The National Menorah was first lit by President Jimmy Carter in 1979. It towers over the National Mall at 30 feet in height.

President Bill Clinton was the first to light a menorah in the Oval Office.  That was memorable. Perhaps even more memorable was the ponytail of little Ilana Kattan, which came in contact with the flames and started smoking.  

In 2004, the Chanukah party menu included – oops! – some treif delicacies. The next year, Washington came to its senses  (halachically, at least) and hired Rabbi Levi Shemtov and his team to kasher its kitchen for the party.

Oops, again! One White House Chanukah invitation from President Bush was illustrated with a cart pulling – you got it – a Christmas tree.

President Obama’s first Chanukah invitation included no mention of Chanukah at all. It may be said that he made up for that by delivering remarks in Hebrew the following year.

A famous photo shows Obama lighting the menorah at the 2005 Chanukah party, although it was officially lit by Rabbi Joshua Skoff of Cleveland, Ohio who invited Bush to join him. Other official menorah lighters included Chaim and Rosa Pearl, parents of slain journalist Daniel Pearl; Yariv Ben-Eliezer, grandson of David Ben-Gurion;  the children of a Jewish soldier deployed in Iraq; and Rabbi Larry Bazer, a military chaplain stationed in Afghanistan.

The Jewish Museum lent a century-old menorah for the very first White House Chanukah party.  Subsequent menorahs included one presented to President Truman by Ben-Gurion, a Viennese menorah from 1783, a menorah salvaged from a synagogue during Hurricane Katrina, and one made in a displaced persons camp.   

 

Chanukah party menus have included sushi and sushi rolls, potato latkes, lamb chops,  pearl onions, shitake mushrooms, and many other options in a tantalizing buffet.

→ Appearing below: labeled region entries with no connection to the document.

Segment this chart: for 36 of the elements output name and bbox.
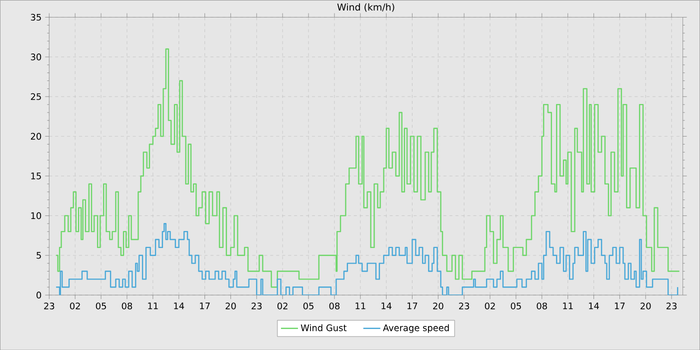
x-tick-label: 08 — [536, 302, 547, 310]
x-tick-label: 05 — [510, 302, 521, 310]
legend-label: Average speed — [382, 324, 449, 333]
x-tick-label: 02 — [484, 302, 495, 310]
chart-title: Wind (km/h) — [337, 3, 394, 12]
y-tick-label: 5 — [36, 252, 41, 259]
x-tick-label: 20 — [226, 302, 236, 310]
x-tick-label: 17 — [614, 302, 625, 310]
x-tick-label: 14 — [382, 302, 392, 310]
x-tick-label: 23 — [666, 302, 677, 310]
x-tick-label: 05 — [96, 302, 106, 310]
x-tick-label: 23 — [459, 302, 470, 310]
y-tick-label: 15 — [31, 172, 41, 180]
x-tick-label: 08 — [122, 302, 132, 310]
x-tick-label: 11 — [563, 302, 573, 310]
x-tick-label: 17 — [408, 302, 418, 310]
x-tick-label: 02 — [70, 302, 80, 310]
y-tick-label: 30 — [30, 53, 42, 60]
y-tick-label: 35 — [30, 14, 41, 21]
x-tick-label: 23 — [252, 302, 262, 310]
x-tick-label: 08 — [329, 302, 340, 310]
x-tick-label: 05 — [303, 302, 314, 310]
x-tick-label: 17 — [200, 302, 210, 310]
y-tick-label: 25 — [30, 93, 41, 100]
x-tick-label: 14 — [174, 302, 184, 310]
legend-label: Wind Gust — [300, 324, 347, 332]
x-tick-label: 02 — [277, 302, 288, 310]
x-tick-label: 11 — [148, 302, 158, 310]
y-tick-label: 20 — [30, 132, 42, 140]
x-tick-label: 20 — [640, 302, 651, 310]
x-tick-label: 11 — [356, 302, 366, 310]
y-tick-label: 10 — [31, 212, 42, 219]
x-tick-label: 14 — [589, 302, 599, 310]
x-tick-label: 20 — [433, 302, 444, 310]
y-tick-label: 0 — [36, 292, 42, 298]
x-tick-label: 23 — [44, 302, 54, 310]
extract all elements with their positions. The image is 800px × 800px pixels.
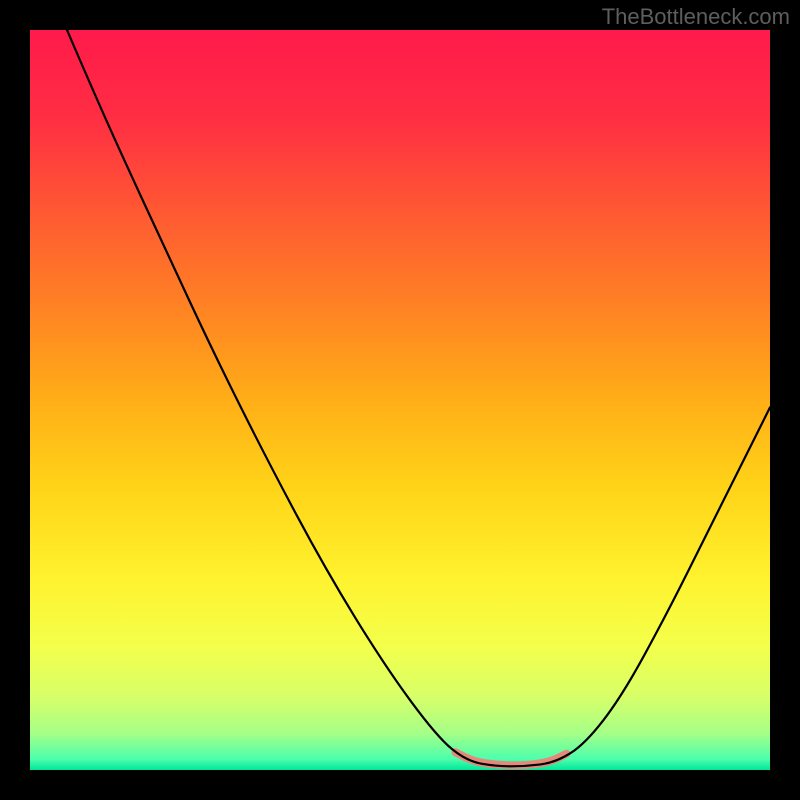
watermark-text: TheBottleneck.com [602,4,790,30]
chart-background [30,30,770,770]
chart-frame: TheBottleneck.com [0,0,800,800]
bottleneck-curve-chart [0,0,800,800]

Not all the parties actually take place on Chanukah. During Obama’s presidency, Trump tweeted: “Why was the Hanukah celebration held in the White House two weeks early? @BarackObama wants to vacation in Hawaii in late December. Sad.” Six years later, Trump hosted his first Chanukah party as president…five days before Chanukah, much to the delight of the press.

 

During the 2013 party, the year that Chanukah coincided with Thanksgiving, President Obama jokingly referred to the lighting of the “Menurkey.” He also got some chuckles when he uttered the clever portmanteau “Thanksgivvikuh.”

The guest list always causes a stir when it is smaller than the previous year’s. But the numbers seem to vary quite a bit- anywhere from 300 to 700. It’s safe to assume that invitees feel special no matter the number. Is it safe to assume that the non-invitees are the ones causing a stir?

This year’s Chanukah party will take place at the White House  on Wednesday, December 5. There will actually be two parties according to the Jerusalem Post – to accommodate all the guests.

Trump and controversy go together like Democrats and snowflakes. Or latkes and applesauce. Or…ok, whatever. But Trump’s Chanukah party last year was par for the course, amid much criticism that his guest list was strangely devoid of Democrats.

During one party, the White House allegedly ran out of latkes. This has happened to some of us at the Jewish Echo during Chanukah parties too, but then again, none of us has ever hosted billionaire Sheldon Adelson, who complained about the “shortage” to Senator Mitt Romney.

Lipa Schmeltzer and the Maccabeats have both provided musical entertainment at the White House party. Now, that’s an impressive addition to the frum entertainers’ resumes!